エムズ通信 Aimss Journal

気密性の高い住宅ーその“静かなリスク”とは?

家づくりのこと

こんにちは、スタッフの吉田です。

「高気密住宅」という言葉は、近年の住宅業界でも頻繁に耳にするようになりました。

気密性とは、住宅にどれだけ隙間がなく、外気の侵入を防げるかという性能のこと。
断熱性や省エネ効果を高めるために設計されており、外気を極力遮断する構造になっています。

確かに、冬は暖かく、夏は涼しい──快適な住環境を実現する技術として注目されています。
しかし弊社では、その「高気密」の裏側に、見過ごされがちな健康・環境・心理面でのリスクが潜んでいるのではないかと考えています。

今回は、そのリスクについて、少し詳しくご説明させていただきたいと思います。

 

気密性が高いことのリスク

① 空気の循環が滞る

自然換気がほとんどできない高気密住宅では、空気の入れ替えがすべて機械任せになります。
その結果、揮発性有機化合物(VOC)や二酸化炭素などの汚染物質が室内に滞留しやすくなり、頭痛・倦怠感・集中力の低下など、体調不良を引き起こすことがあります。
室内の酸素濃度が下がることで、呼吸も浅くなり、知らず知らずのうちに心身に負担がかかっているのです。

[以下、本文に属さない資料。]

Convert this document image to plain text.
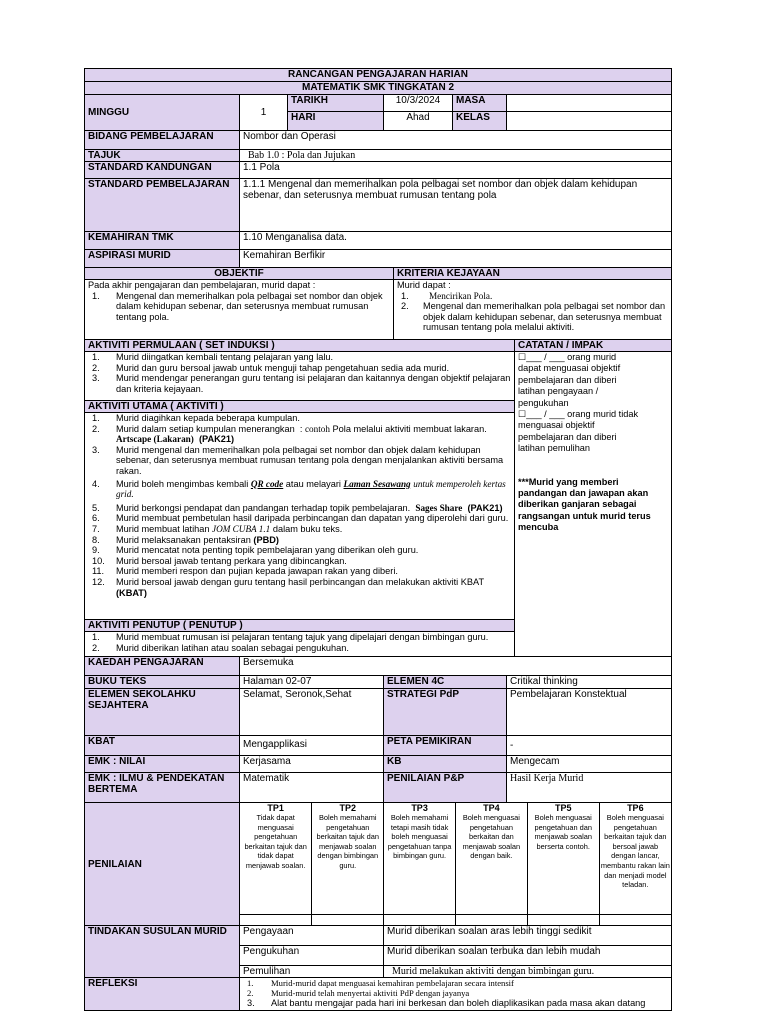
RANCANGAN PENGAJARAN HARIAN
MATEMATIK SMK TINGKATAN 2
MINGGU	1	TARIKH	10/3/2024	MASA	
HARI	Ahad	KELAS	
BIDANG PEMBELAJARAN	Nombor dan Operasi
TAJUK	Bab 1.0 : Pola dan Jujukan
STANDARD KANDUNGAN	1.1 Pola
STANDARD PEMBELAJARAN	1.1.1 Mengenal dan memerihalkan pola pelbagai set nombor dan objek dalam kehidupan sebenar, dan seterusnya membuat rumusan tentang pola
KEMAHIRAN TMK	1.10 Menganalisa data.
ASPIRASI MURID	Kemahiran Berfikir
OBJEKTIF	KRITERIA KEJAYAAN

Pada akhir pengajaran dan pembelajaran, murid dapat :
1. Mengenal dan memerihalkan pola pelbagai set nombor dan objek dalam kehidupan sebenar, dan seterusnya membuat rumusan tentang pola.

Murid dapat :
1. Mencirikan Pola.
2. Mengenal dan memerihalkan pola pelbagai set nombor dan objek dalam kehidupan sebenar, dan seterusnya membuat rumusan tentang pola melalui aktiviti.

AKTIVITI PERMULAAN ( SET INDUKSI )	CATATAN / IMPAK

1. Murid diingatkan kembali tentang pelajaran yang lalu.
2. Murid dan guru bersoal jawab untuk menguji tahap pengetahuan sedia ada murid.
3. Murid mendengar penerangan guru tentang isi pelajaran dan kaitannya dengan objektif pelajaran dan kriteria kejayaan.

☐___ / ___ orang murid dapat menguasai objektif pembelajaran dan diberi latihan pengayaan / pengukuhan
☐___ / ___ orang murid tidak menguasai objektif pembelajaran dan diberi latihan pemulihan
***Murid yang memberi pandangan dan jawapan akan diberikan ganjaran sebagai rangsangan untuk murid terus mencuba

AKTIVITI UTAMA ( AKTIVITI )

1. Murid diagihkan kepada beberapa kumpulan.
2. Murid dalam setiap kumpulan menerangkan  : contoh Pola melalui aktiviti membuat lakaran.
Artscape (Lakaran) (PAK21)
3. Murid mengenal dan memerihalkan pola pelbagai set nombor dan objek dalam kehidupan sebenar, dan seterusnya membuat rumusan tentang pola dengan menjalankan aktiviti bersama rakan.
4. Murid boleh mengimbas kembali QR code atau melayari Laman Sesawang untuk memperoleh kertas grid.
5. Murid berkongsi pendapat dan pandangan terhadap topik pembelajaran. Sages Share (PAK21)
6. Murid membuat pembetulan hasil daripada perbincangan dan dapatan yang diperolehi dari guru.
7. Murid membuat latihan JOM CUBA 1.1 dalam buku teks.
8. Murid melaksanakan pentaksiran (PBD)
9. Murid mencatat nota penting topik pembelajaran yang diberikan oleh guru.
10. Murid bersoal jawab tentang perkara yang dibincangkan.
11. Murid memberi respon dan pujian kepada jawapan rakan yang diberi.
12. Murid bersoal jawab dengan guru tentang hasil perbincangan dan melakukan aktiviti KBAT
(KBAT)

AKTIVITI PENUTUP ( PENUTUP )

1. Murid membuat rumusan isi pelajaran tentang tajuk yang dipelajari dengan bimbingan guru.
2. Murid diberikan latihan atau soalan sebagai pengukuhan.

KAEDAH PENGAJARAN	Bersemuka
BUKU TEKS	Halaman 02-07	ELEMEN 4C	Critikal thinking
ELEMEN SEKOLAHKU SEJAHTERA	Selamat, Seronok,Sehat	STRATEGI PdP	Pembelajaran Konstektual
KBAT	Mengapplikasi	PETA PEMIKIRAN	-
EMK : NILAI	Kerjasama	KB	Mengecam
EMK : ILMU & PENDEKATAN BERTEMA	Matematik	PENILAIAN P&P	Hasil Kerja Murid
PENILAIAN	
TP1
Tidak dapat menguasai pengetahuan berkaitan tajuk dan tidak dapat menjawab soalan.

TP2
Boleh memahami pengetahuan berkaitan tajuk dan menjawab soalan dengan bimbingan guru.

TP3
Boleh memahami tetapi masih tidak boleh menguasai pengetahuan tanpa bimbingan guru.

TP4
Boleh menguasai pengetahuan berkaitan dan menjawab soalan dengan baik.

TP5
Boleh menguasai pengetahuan dan menjawab soalan berserta contoh.

TP6
Boleh menguasai pengetahuan berkaitan tajuk dan bersoal jawab dengan lancar, membantu rakan lain dan menjadi model teladan.

TINDAKAN SUSULAN MURID	Pengayaan	Murid diberikan soalan aras lebih tinggi sedikit
Pengukuhan	Murid diberikan soalan terbuka dan lebih mudah
Pemulihan	Murid melakukan aktiviti dengan bimbingan guru.
REFLEKSI	1. Murid-murid dapat menguasai kemahiran pembelajaran secara intensif
2. Murid-murid telah menyertai aktiviti PdP dengan jayanya
3. Alat bantu mengajar pada hari ini berkesan dan boleh diaplikasikan pada masa akan datang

新築の家に入ったとき、「ツンとしたにおい」を感じたり、「頭が痛くなった」という経験はありませんか?
その原因は、まさにこの揮発性有機化合物です。
実際、先日ある住宅会社の展示場を訪れた方から「頭が痛くなった」という声を耳にしました。
これも、室内に充満した化学物質が原因と考えられます。

 

② 湿気と汚染物質の蓄積

高気密構造では湿気が逃げにくく、結露やカビの発生リスクが高まります。
カビやダニはアレルギーや喘息の原因となり、特に子どもや高齢者には深刻な影響を与えます。
換気システムが不調になると、汚染物質が密閉空間に蓄積され、シックハウス症候群の温床に。

さらに、高気密住宅に多く採用される全館空調システム(全熱交換型)は、給気・排気ともにダクトを通して行うため、ダクト内部の清掃が困難という問題も抱えています。
ホコリやカビ、細菌がダクト内に蓄積しても、住まい手が気づきにくく、長期的には室内空気の質を悪化させる要因となりかねません。

↓全館空調システムのイメージ

 

③ 機械依存による不安定さ

高気密住宅では、換気や空調を全館空調システムなどの機械設備に全面的に依存することになります。
そのため、停電や機器の故障時には空気環境が一気に悪化し、室内の快適性や安全性が損なわれる恐れがあります。

また、フィルターの定期的なメンテナンスや電力消費も増えるため、ランニングコストや環境負荷が高まる傾向にあります。
自然の力に頼らない構造は、災害時のレジリエンス(回復力)にも乏しく、非常時にこそ不安が大きくなるのです。

さらに注意したいのが、故障時の修理費用です。
一般的なエアコンと比べて、全館空調の修理費は10倍以上になるケースもあり、万が一のトラブル時には費用負担が非常に大きくなることがあります。
便利さの裏にあるこうしたリスクも、家づくりの際にはしっかりと考慮しておきたいポイントです。

 

④ 心理的な閉塞感
外気とのつながりが遮断されると、自然の気配や季節の移ろいを感じにくくなります。
無音・無風の空間は一見快適に思えますが、感覚が鈍くなり、知らず知らずのうちにストレスが蓄積されることもあります。
一方で、風が通り抜け、外とのつながりを感じられる住まいは、安心感や開放感をもたらしてくれます。

 

 

以上、気密性が高い住宅のリスクについてお話させていただきました。

気密性は、断熱や省エネのための技術的な選択肢のひとつに過ぎません。

人の健康や感性を中心に据えた家づくりでは、むしろ「適度な通気性」と「素材の呼吸力」が重要です。

エムズの自然素材の家は、空気を浄化し、湿度を調整し、五感を刺激する。そんな生きた空間をつくり出します。

家づくりを考える際には、ぜひこの「適度な通気性」と「素材の呼吸力」に注目し、心身ともに健やかに過ごせる住まいを目指していただければと思います。